时间:2015-04-06 08:51:43      阅读:150      评论:0      收藏:0      [点我收藏+]

标签:c++   程序员   面试   动态规划   

题目:leetcode

Dungeon Game

 

The demons had captured the princess (P) and imprisoned her in the bottom-right corner of a dungeon. The dungeon consists of M x N rooms laid out in a 2D grid. Our valiant knight (K) was initially positioned in the top-left room and must fight his way through the dungeon to rescue the princess.

The knight has an initial health point represented by a positive integer. If at any point his health point drops to 0 or below, he dies immediately.

Some of the rooms are guarded by demons, so the knight loses health (negative integers) upon entering these rooms; other rooms are either empty (0‘s) or contain magic orbs that increase the knight‘s health (positive integers).

In order to reach the princess as quickly as possible, the knight decides to move only rightward or downward in each step.

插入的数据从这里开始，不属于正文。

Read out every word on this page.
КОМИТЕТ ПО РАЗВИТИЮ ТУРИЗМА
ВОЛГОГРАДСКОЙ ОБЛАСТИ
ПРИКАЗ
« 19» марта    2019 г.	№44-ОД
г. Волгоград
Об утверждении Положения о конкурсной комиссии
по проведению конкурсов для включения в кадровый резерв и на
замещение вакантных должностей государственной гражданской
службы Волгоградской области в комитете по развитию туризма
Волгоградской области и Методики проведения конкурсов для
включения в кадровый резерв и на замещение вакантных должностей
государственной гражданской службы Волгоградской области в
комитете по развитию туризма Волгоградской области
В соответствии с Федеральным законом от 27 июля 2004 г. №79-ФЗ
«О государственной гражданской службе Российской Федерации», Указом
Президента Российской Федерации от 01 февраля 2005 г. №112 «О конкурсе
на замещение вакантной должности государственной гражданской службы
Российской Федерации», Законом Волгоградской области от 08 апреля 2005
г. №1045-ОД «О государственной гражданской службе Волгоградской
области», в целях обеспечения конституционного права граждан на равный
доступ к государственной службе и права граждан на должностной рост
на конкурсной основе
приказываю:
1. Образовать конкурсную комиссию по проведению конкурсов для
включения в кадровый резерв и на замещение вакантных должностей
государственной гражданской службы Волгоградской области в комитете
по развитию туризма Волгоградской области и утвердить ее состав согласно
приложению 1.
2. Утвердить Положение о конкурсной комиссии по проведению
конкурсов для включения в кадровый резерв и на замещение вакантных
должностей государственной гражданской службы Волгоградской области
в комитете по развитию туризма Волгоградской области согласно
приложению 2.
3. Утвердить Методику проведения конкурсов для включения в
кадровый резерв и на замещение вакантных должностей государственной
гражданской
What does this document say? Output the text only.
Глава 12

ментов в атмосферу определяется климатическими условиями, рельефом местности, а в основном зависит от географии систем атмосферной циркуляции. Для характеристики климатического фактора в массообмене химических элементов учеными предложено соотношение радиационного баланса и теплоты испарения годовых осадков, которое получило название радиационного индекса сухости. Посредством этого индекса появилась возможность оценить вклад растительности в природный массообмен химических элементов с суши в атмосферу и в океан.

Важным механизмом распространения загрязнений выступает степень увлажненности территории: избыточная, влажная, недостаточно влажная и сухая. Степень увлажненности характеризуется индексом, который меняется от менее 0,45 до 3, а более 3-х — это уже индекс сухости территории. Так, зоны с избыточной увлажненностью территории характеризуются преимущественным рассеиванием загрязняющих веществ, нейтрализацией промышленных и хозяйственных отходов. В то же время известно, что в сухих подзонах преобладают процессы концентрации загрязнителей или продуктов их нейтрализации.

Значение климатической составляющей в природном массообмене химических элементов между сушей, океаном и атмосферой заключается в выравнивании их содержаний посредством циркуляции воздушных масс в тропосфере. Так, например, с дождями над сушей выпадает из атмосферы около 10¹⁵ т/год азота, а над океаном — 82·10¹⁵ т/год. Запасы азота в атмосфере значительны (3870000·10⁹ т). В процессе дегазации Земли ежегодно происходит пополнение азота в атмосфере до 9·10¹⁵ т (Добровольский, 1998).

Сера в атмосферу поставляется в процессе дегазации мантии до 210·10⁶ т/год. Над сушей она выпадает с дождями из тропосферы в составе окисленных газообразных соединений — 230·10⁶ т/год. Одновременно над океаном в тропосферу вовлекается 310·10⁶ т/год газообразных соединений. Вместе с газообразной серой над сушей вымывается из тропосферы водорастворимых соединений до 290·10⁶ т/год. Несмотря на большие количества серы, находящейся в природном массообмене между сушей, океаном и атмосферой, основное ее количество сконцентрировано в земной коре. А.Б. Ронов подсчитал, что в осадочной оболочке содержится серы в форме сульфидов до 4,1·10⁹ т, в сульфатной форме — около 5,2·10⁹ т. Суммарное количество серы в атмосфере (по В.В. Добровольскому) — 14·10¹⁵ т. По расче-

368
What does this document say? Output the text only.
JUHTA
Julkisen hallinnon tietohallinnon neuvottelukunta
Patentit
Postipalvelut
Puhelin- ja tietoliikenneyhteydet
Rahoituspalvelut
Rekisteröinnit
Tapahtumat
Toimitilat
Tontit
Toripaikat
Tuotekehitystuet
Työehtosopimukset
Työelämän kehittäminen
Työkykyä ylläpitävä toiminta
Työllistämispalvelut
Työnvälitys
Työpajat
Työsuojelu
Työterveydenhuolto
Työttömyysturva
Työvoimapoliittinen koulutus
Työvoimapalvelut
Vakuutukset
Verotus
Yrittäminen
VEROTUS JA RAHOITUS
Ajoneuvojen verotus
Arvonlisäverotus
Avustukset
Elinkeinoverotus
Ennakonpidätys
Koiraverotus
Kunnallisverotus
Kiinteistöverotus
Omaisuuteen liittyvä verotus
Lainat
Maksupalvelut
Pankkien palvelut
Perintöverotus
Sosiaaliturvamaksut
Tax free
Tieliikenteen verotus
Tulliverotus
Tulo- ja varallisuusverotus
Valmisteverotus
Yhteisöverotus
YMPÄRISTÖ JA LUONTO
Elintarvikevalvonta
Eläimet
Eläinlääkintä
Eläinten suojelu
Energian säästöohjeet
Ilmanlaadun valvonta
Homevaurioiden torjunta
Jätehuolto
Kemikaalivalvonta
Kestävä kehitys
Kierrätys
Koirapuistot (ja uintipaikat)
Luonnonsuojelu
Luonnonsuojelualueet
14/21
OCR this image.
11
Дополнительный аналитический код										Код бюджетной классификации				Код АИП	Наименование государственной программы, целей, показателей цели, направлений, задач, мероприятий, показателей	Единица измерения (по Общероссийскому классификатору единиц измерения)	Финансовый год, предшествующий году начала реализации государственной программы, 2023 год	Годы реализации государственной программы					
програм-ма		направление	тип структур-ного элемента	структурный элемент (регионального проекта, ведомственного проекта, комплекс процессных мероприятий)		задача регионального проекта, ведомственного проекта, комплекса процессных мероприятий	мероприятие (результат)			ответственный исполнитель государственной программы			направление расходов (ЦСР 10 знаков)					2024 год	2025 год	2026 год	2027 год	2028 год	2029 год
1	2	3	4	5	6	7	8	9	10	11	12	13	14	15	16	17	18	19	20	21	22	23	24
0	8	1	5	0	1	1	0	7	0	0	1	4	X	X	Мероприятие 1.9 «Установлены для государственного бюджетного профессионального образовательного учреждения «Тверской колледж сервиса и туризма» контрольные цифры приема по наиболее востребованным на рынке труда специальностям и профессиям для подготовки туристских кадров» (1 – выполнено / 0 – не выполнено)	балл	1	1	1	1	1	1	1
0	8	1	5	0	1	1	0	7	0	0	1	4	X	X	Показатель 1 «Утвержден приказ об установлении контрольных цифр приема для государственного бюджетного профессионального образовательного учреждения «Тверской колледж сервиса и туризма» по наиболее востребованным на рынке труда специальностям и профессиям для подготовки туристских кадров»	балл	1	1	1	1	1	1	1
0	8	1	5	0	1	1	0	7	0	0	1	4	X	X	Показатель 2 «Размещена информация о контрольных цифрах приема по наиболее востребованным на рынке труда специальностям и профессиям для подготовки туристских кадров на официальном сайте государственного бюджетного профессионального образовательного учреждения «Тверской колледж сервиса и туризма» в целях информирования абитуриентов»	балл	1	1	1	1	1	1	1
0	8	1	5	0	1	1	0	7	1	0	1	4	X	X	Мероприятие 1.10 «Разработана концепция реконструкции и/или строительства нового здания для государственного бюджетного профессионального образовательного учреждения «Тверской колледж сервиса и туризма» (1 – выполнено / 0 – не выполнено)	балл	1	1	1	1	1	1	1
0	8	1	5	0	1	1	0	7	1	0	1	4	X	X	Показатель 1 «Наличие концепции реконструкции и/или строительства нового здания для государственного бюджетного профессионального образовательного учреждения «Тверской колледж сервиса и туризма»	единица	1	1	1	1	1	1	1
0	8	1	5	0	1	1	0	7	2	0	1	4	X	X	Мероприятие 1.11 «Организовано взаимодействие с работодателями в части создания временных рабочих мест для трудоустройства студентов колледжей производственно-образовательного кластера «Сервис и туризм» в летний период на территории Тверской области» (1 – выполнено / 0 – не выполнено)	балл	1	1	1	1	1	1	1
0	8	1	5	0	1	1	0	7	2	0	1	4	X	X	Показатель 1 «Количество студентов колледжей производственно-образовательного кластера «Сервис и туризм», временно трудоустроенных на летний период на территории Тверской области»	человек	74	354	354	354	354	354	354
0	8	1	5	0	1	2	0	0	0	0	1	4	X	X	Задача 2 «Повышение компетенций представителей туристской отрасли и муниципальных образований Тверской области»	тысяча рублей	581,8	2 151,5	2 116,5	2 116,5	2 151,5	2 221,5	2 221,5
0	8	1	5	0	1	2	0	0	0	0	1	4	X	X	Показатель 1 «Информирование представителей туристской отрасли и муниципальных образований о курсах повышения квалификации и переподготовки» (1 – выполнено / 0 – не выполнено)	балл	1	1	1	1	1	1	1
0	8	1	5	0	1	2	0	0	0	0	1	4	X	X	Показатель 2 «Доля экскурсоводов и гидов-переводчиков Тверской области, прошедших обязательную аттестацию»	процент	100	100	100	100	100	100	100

Write a function to determine the knight‘s minimum initial health so that he is able to rescue the princess.

Notes:

  • The knight‘s health has no upper bound.
  • Any room can contain threats or power-ups, even the first room the knight enters and the bottom-right room where the princess is imprisoned.

分析:

设置一个M x N的二维数组f,f[i][j]表示从点[i][j]到右下角,一路上战士血槽的最低点。从右下角一直求到左上角。f的右下角的值是输入数组右下角的值。

之所以要倒着推导(从右下角到左上角),是因为正着推导时(从左上角到右下角),局部最优解不见得是全局最优解。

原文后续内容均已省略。